If your system is fitted with water-conditioning equipment or filters of any kind, you can count on their needing service periodically. Generally, these sophisticated components are fully guaranteed and may even come with a service contract. If this isn't the case, make an effort to find out from the installer how often the units require attention, what warning signs to look for if performance isn't up to par and, of course, whether you can do the maintenance yourself.
Finally, don't ignore the electrical features of your water system. A pump is especially sensitive to power surges caused by local lightning strikes and motor overloading. The first, by far more frightening, can be controlled with the proper use of one or more lightning arresters placed at the pump control box, the service entrance or both. Overloading occurs when the pump cycles too often or is prevented from spinning freely; overheating caused by a low water level or low pressure is just as harmful. Modern pumps have built-in thermal protection, but external back-up safety controls are always a good investment, and something your local well driller or electrician should be familiar with.
Though water seems to be everywhere, it's not so easy to come by when it stops running. A few hours of time now may keep you in gallons for some time in the future — it's well worth the investment.

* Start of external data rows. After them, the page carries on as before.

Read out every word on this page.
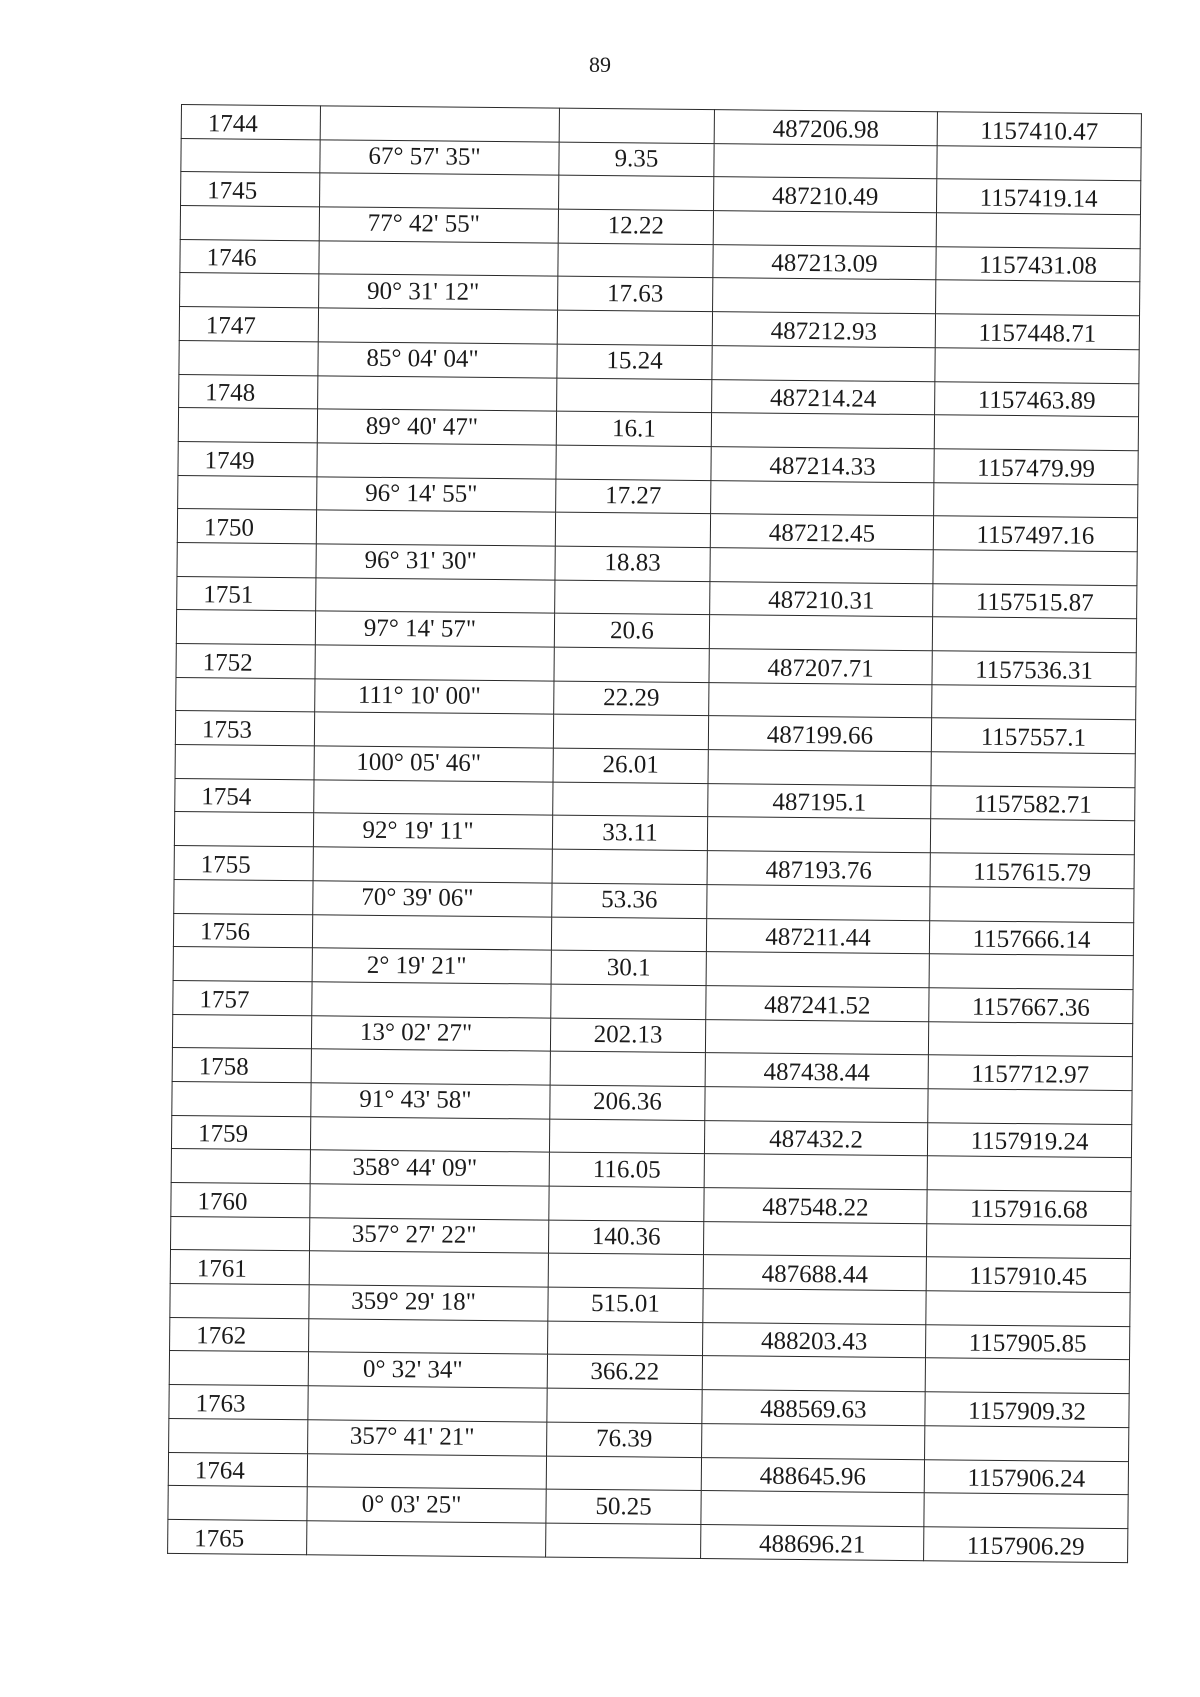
89
1744			487206.98	1157410.47
	67° 57' 35"	9.35		
1745			487210.49	1157419.14
	77° 42' 55"	12.22		
1746			487213.09	1157431.08
	90° 31' 12"	17.63		
1747			487212.93	1157448.71
	85° 04' 04"	15.24		
1748			487214.24	1157463.89
	89° 40' 47"	16.1		
1749			487214.33	1157479.99
	96° 14' 55"	17.27		
1750			487212.45	1157497.16
	96° 31' 30"	18.83		
1751			487210.31	1157515.87
	97° 14' 57"	20.6		
1752			487207.71	1157536.31
	111° 10' 00"	22.29		
1753			487199.66	1157557.1
	100° 05' 46"	26.01		
1754			487195.1	1157582.71
	92° 19' 11"	33.11		
1755			487193.76	1157615.79
	70° 39' 06"	53.36		
1756			487211.44	1157666.14
	2° 19' 21"	30.1		
1757			487241.52	1157667.36
	13° 02' 27"	202.13		
1758			487438.44	1157712.97
	91° 43' 58"	206.36		
1759			487432.2	1157919.24
	358° 44' 09"	116.05		
1760			487548.22	1157916.68
	357° 27' 22"	140.36		
1761			487688.44	1157910.45
	359° 29' 18"	515.01		
1762			488203.43	1157905.85
	0° 32' 34"	366.22		
1763			488569.63	1157909.32
	357° 41' 21"	76.39		
1764			488645.96	1157906.24
	0° 03' 25"	50.25		
1765			488696.21	1157906.29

Editor's Note: There are two excellent books available which go into much greater detail on home water systems. The Home Water Supply, by Stu Campbell ($12.95 plus $2 for 4th class mail from Storey Communications, Inc., Pownal, VT), is a technical yet amicable account of the author's experiences with wells, ponds, water delivery and treatment methods in northern Vermont. Planning for an Individual Water System, prepared by G. E. Henderson, is published by the American Association for Vocational Instructional Materials ($12 from AA VIM, Athens, GA; quantity discounts available) and is a thoroughly illustrated student text with a simplified technical format.